The calling card this Deepavali is good old cash

Complicated GST forms, lack of awareness of recently simplified rules force shopkeepers to urge buyers to pay by cash

October 14, 2017 11:42 pm | Updated 11:42 pm IST - New Delhi

Festive buzz:  A file photo of people shopping for Deepavali at Sadar Bazar in New Delhi.

Festive buzz: A file photo of people shopping for Deepavali at Sadar Bazar in New Delhi.

This Deepavali season is the first time in nearly a decade when Aseem Triwedi, a shopkeeper in the Chandni Chowk area here, has had to spend more time in front of his counter than behind it. By doing so, he can speak to customers through his door, urging them to pay by cash so that he can avoid the hassles of the Goods and Services Tax. He is not the only shopkeeper making this plea to customers.

Numerous shopkeepers across the city have been increasingly transacting in cash so that they can avoid filling out complicated GST forms.

Poor awareness

A lack of awareness has also meant that a recent simplification of the rules by the government has gone unnoticed by the businesses the changes were specifically meant to benefit.
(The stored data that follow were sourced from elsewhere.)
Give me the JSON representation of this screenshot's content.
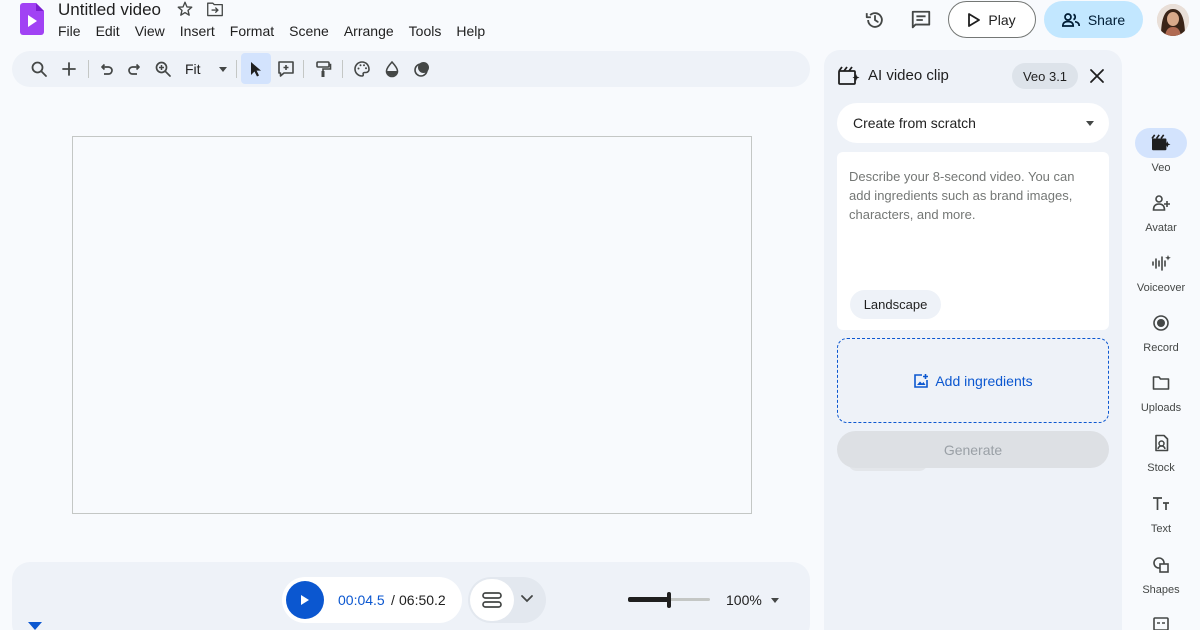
{
  "document": {
    "title": "Untitled video"
  },
  "menu": [
    "File",
    "Edit",
    "View",
    "Insert",
    "Format",
    "Scene",
    "Arrange",
    "Tools",
    "Help"
  ],
  "header": {
    "play_label": "Play",
    "share_label": "Share"
  },
  "toolbar": {
    "zoom_value": "Fit"
  },
  "playback": {
    "current_time": "00:04.5",
    "separator": "/",
    "total_time": "06:50.2",
    "zoom_percent": "100%",
    "zoom_level": 0.5
  },
  "panel": {
    "title": "AI video clip",
    "model": "Veo 3.1",
    "mode_select": "Create from scratch",
    "prompt_placeholder": "Describe your 8-second video. You can add ingredients such as brand images, characters, and more.",
    "aspect_chip": "Landscape",
    "add_ingredients_label": "Add ingredients",
    "generate_label": "Generate"
  },
  "rail": [
    {
      "label": "Veo",
      "icon": "veo-icon",
      "active": true
    },
    {
      "label": "Avatar",
      "icon": "avatar-add-icon",
      "active": false
    },
    {
      "label": "Voiceover",
      "icon": "voiceover-icon",
      "active": false
    },
    {
      "label": "Record",
      "icon": "record-icon",
      "active": false
    },
    {
      "label": "Uploads",
      "icon": "folder-icon",
      "active": false
    },
    {
      "label": "Stock",
      "icon": "stock-icon",
      "active": false
    },
    {
      "label": "Text",
      "icon": "text-icon",
      "active": false
    },
    {
      "label": "Shapes",
      "icon": "shapes-icon",
      "active": false
    }
  ],
  "colors": {
    "accent": "#0b57d0",
    "share_bg": "#c2e7ff",
    "app_logo": "#a142f4"
  }
}
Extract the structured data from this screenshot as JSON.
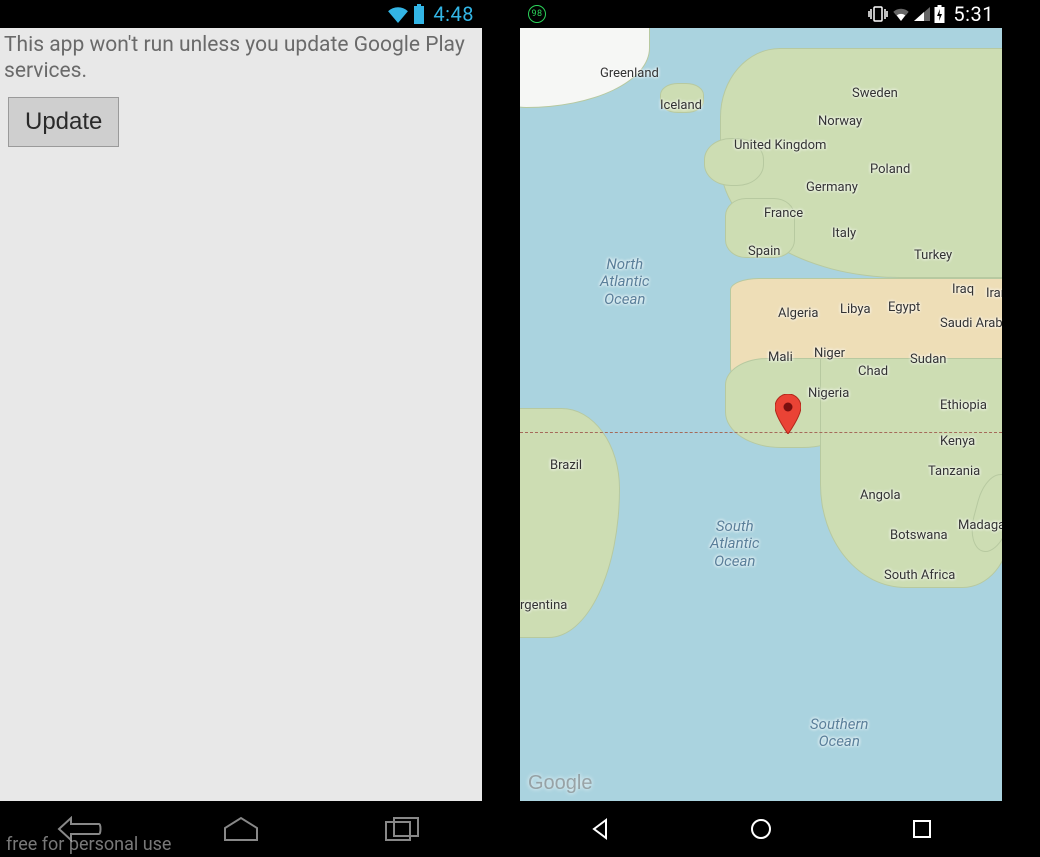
{
  "left_phone": {
    "status": {
      "time": "4:48"
    },
    "message": "This app won't run unless you update Google Play services.",
    "update_button_label": "Update",
    "watermark": "free for personal use"
  },
  "right_phone": {
    "status": {
      "badge": "98",
      "time": "5:31"
    },
    "map": {
      "oceans": {
        "north_atlantic": "North Atlantic Ocean",
        "south_atlantic": "South Atlantic Ocean",
        "southern": "Southern Ocean"
      },
      "labels": {
        "greenland": "Greenland",
        "iceland": "Iceland",
        "sweden": "Sweden",
        "norway": "Norway",
        "uk": "United Kingdom",
        "poland": "Poland",
        "germany": "Germany",
        "france": "France",
        "italy": "Italy",
        "spain": "Spain",
        "turkey": "Turkey",
        "iraq": "Iraq",
        "iran": "Iran",
        "saudi": "Saudi Arabia",
        "egypt": "Egypt",
        "libya": "Libya",
        "algeria": "Algeria",
        "mali": "Mali",
        "niger": "Niger",
        "chad": "Chad",
        "sudan": "Sudan",
        "nigeria": "Nigeria",
        "ethiopia": "Ethiopia",
        "kenya": "Kenya",
        "tanzania": "Tanzania",
        "angola": "Angola",
        "botswana": "Botswana",
        "madagascar": "Madagascar",
        "south_africa": "South Africa",
        "brazil": "Brazil",
        "argentina": "rgentina"
      },
      "attribution": "Google"
    }
  }
}
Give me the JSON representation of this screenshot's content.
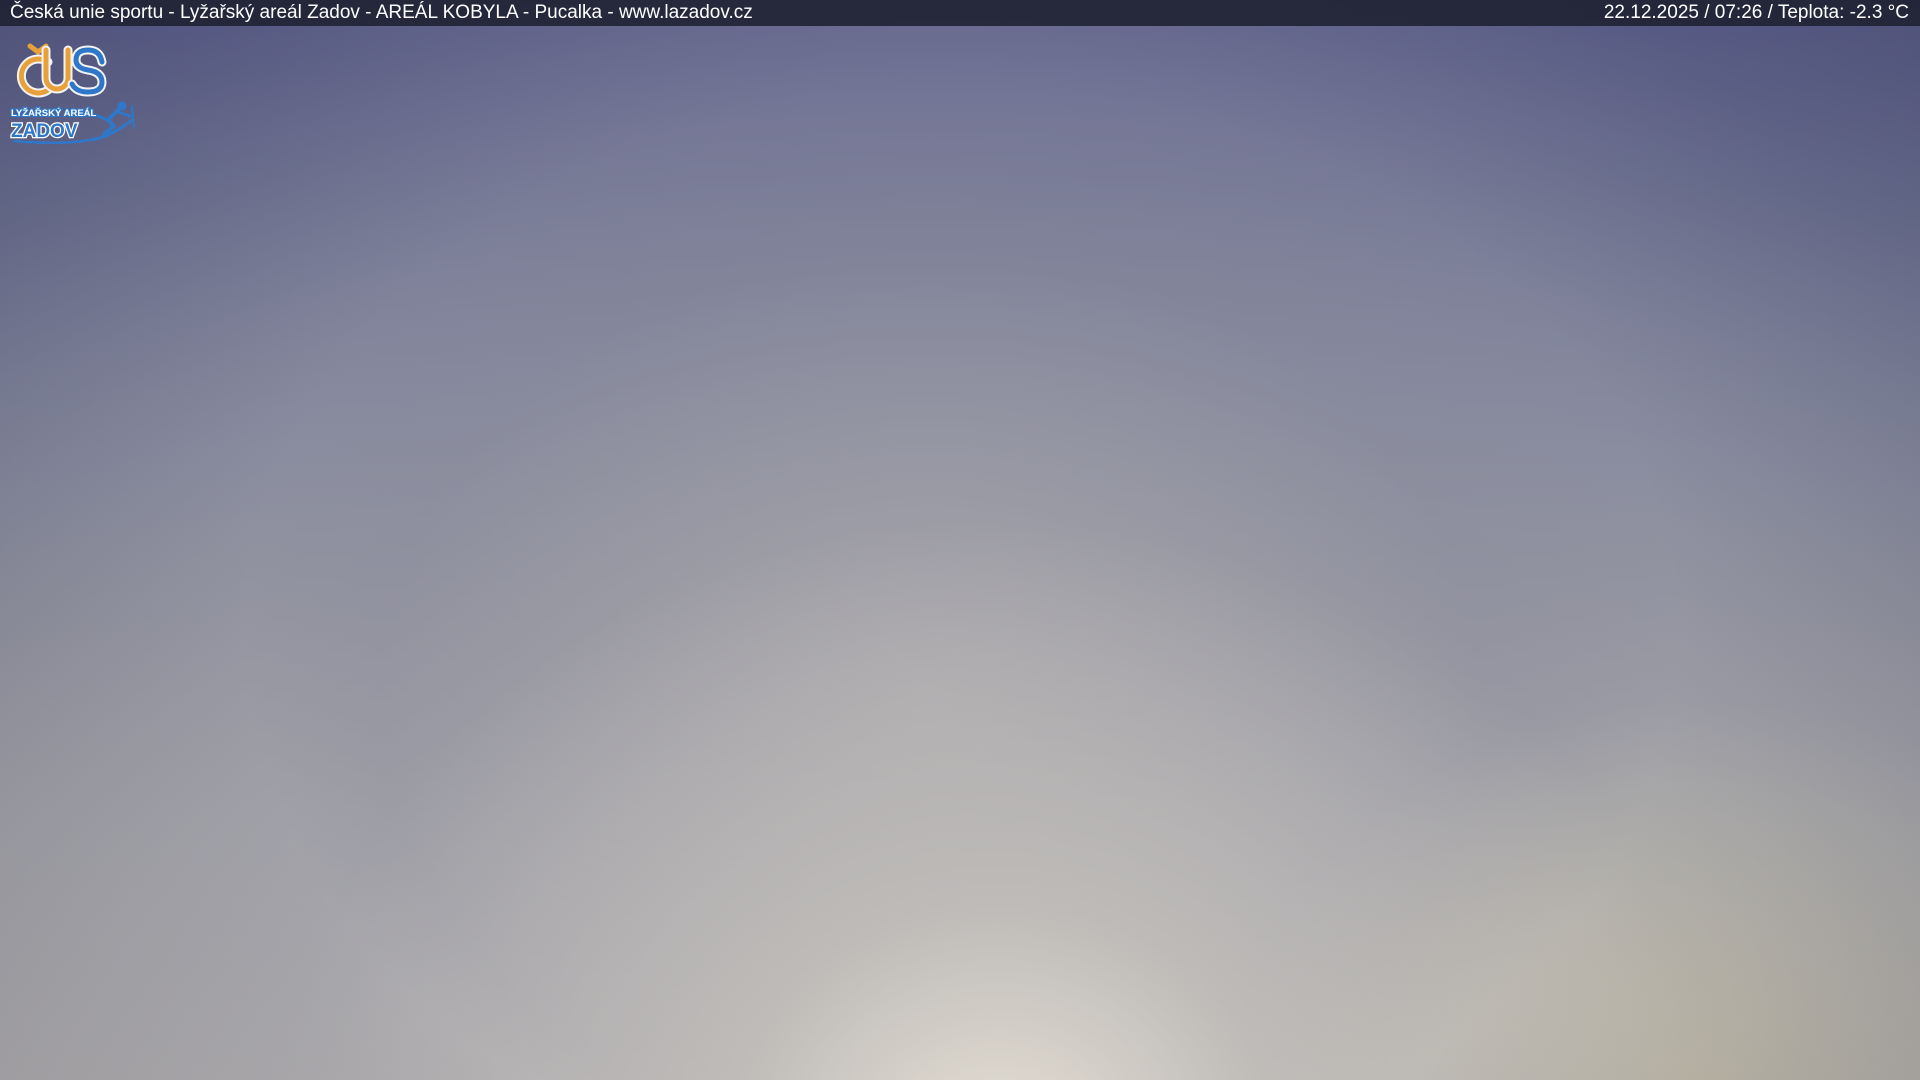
{
  "header": {
    "title": "Česká unie sportu - Lyžařský areál Zadov - AREÁL KOBYLA - Pucalka - www.lazadov.cz",
    "status": "22.12.2025 / 07:26 / Teplota: -2.3 °C"
  },
  "logo": {
    "monogram": "ČUS",
    "subtitle": "LYŽAŘSKÝ AREÁL",
    "name": "ZADOV",
    "colors": {
      "orange": "#e8a03a",
      "blue": "#2f77c8"
    }
  }
}
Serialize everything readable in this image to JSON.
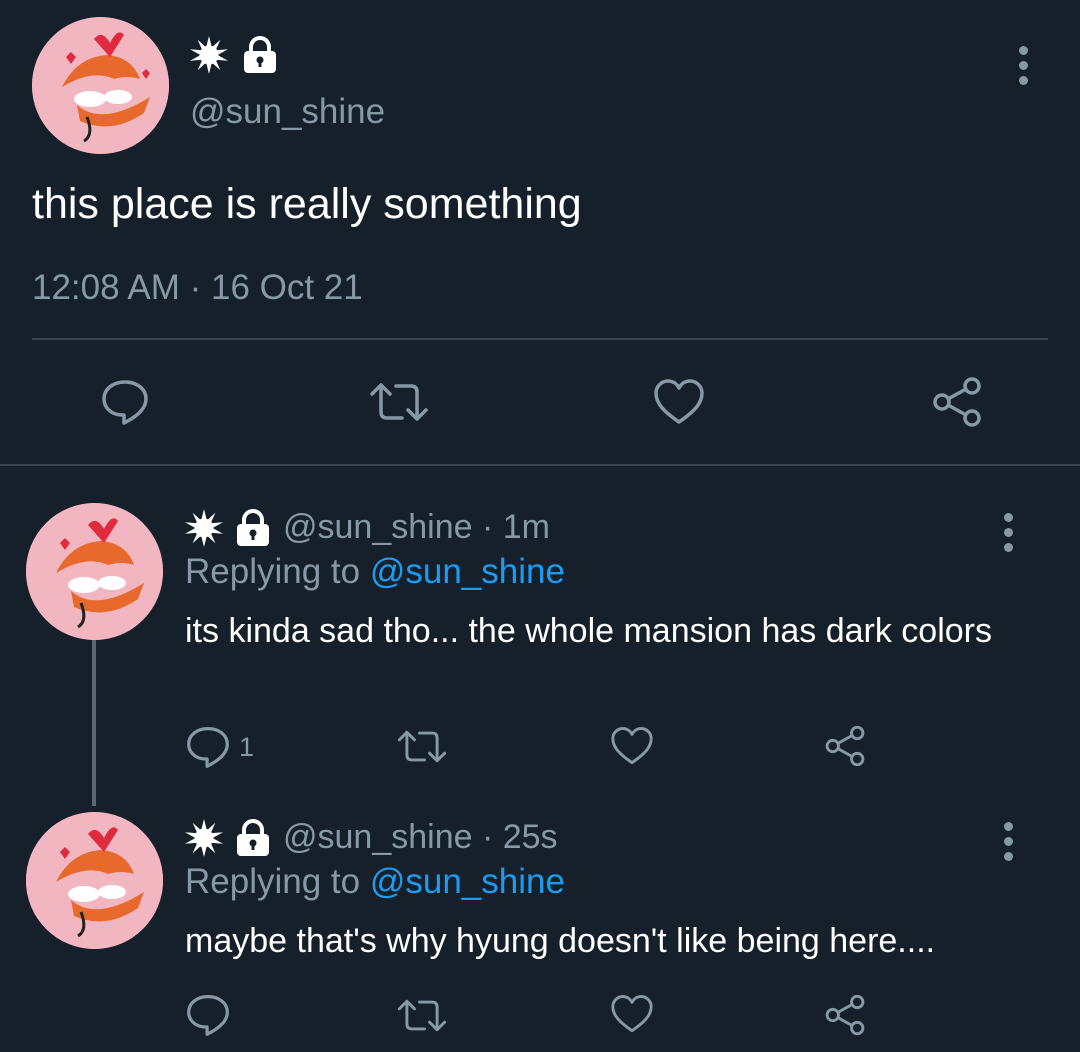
{
  "main_tweet": {
    "handle": "@sun_shine",
    "text": "this place is really something",
    "timestamp": "12:08 AM · 16 Oct 21",
    "icons": [
      "sun-icon",
      "lock-icon",
      "more-icon",
      "comment-icon",
      "retweet-icon",
      "heart-icon",
      "share-icon"
    ]
  },
  "replies": [
    {
      "handle_time": "@sun_shine · 1m",
      "replying_prefix": "Replying to ",
      "replying_to": "@sun_shine",
      "text": "its kinda sad tho... the whole mansion has dark colors",
      "comment_count": "1"
    },
    {
      "handle_time": "@sun_shine · 25s",
      "replying_prefix": "Replying to ",
      "replying_to": "@sun_shine",
      "text": "maybe that's why hyung doesn't like being here....",
      "comment_count": ""
    }
  ],
  "colors": {
    "background": "#15202b",
    "text": "#ffffff",
    "muted": "#8899a6",
    "link": "#1d9bf0",
    "divider": "#38444d"
  }
}
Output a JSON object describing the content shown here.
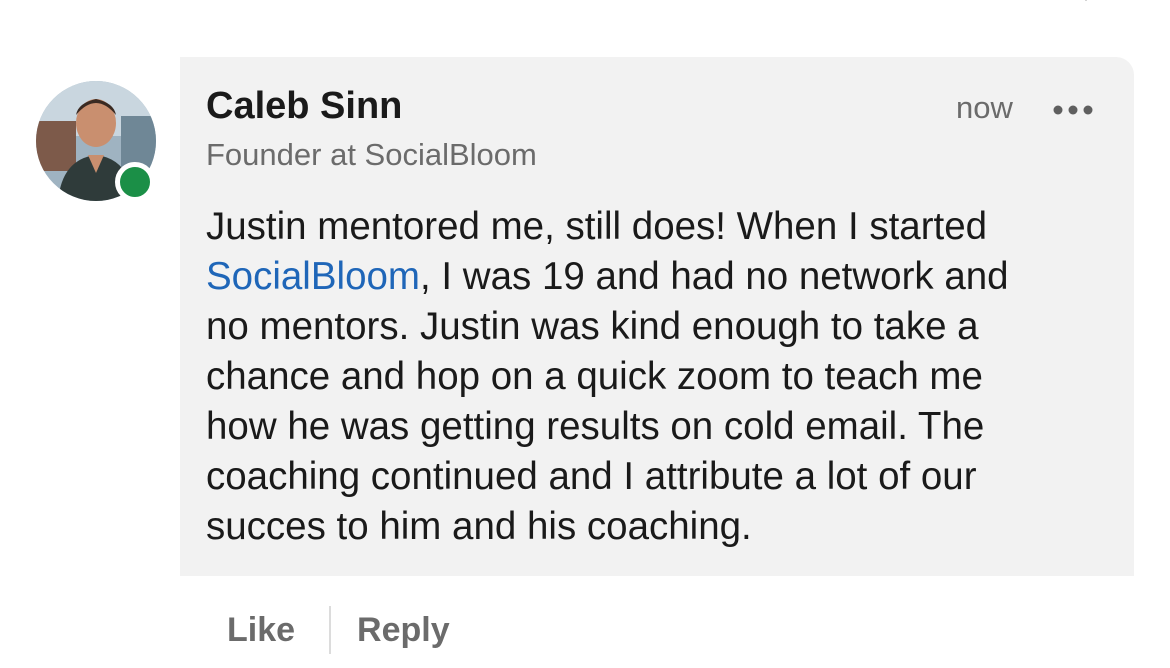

A shopkeeper says 80% of the transactions are now in cash, compared with 50% earlier.

“I have been turning away customers who want to pay by card, since I want only cash payments for this period,” Mr. Triwedi told The Hindu as Deepavali is just a few days away. “This GST has forced my hand. There is so much that they are asking, and I have to do it every month? We are small shopkeepers. Why can’t we be spared this hassle?”

Mr. Triwedi said several shopkeepers in the Chandni Chowk area had decided to conduct transactions in cash and make informal bills so that they would not have to report these transactions while filing their GST returns. “Many of us have completed registration for GST,” Amit Aggarwal, another shopkeeper in the area, said. “We had to because some of us have deals with nearby companies to provide them lunch on a daily basis. They got our GST registration done for us since they need it for their records. But that also means we have to file our returns under GST.”

Input credit

Under GST rules, any company purchasing items from a vendor needs to quote that vendor’s GST number in their returns, if they want to get input tax credits. So, such companies have either shifted their businesses to vendors registered on the GST Network (GSTN), or have got their vendors registered on it. The rules also say that, once registered on the GSTN, these vendors have to file regular returns.

The GST Council recently changed the rules and reduced the compliance burden on small businesses by allowing those with a turnover of ₹1.5 crore a year or less to file quarterly returns instead of the earlier mandated monthly returns.

This piece of news has not reached the shopkeepers of Delhi, it appears. Those The Hindu spoke to in Chandni Chowk had no idea about the rule change, while those in the Chittaranjan Park and Dwarka areas did not know about the easier GSTR-3B form that can be filed up to December, instead of the more complicated GSTR-1, 2, and 3 forms.

“There have been no awareness drives this time around,” Ashwani Sengupta, a sweetmeat seller in Chittaranjan Park’s Market 1, said.

“After demonetisation, government officials came to show us how to do transactions with Paytm, and with card machines. I already knew, but there were others who did not know. But this time, with GST, we have been left all alone.”

“I know of this rule only because you have just told me,” Mr. Sengupta added.

“How can we do this if the government will not help us learn,” Rakesh Sharma from Dwarka’s Sector 22 market, asked. “We cannot afford an accountant, but we are being forced to accept cash payments so that we don’t have to fill so much in the GST forms. We are honest shopkeepers, and are loyal to our country. But now we are being forced to do something illegal. We are very sad.”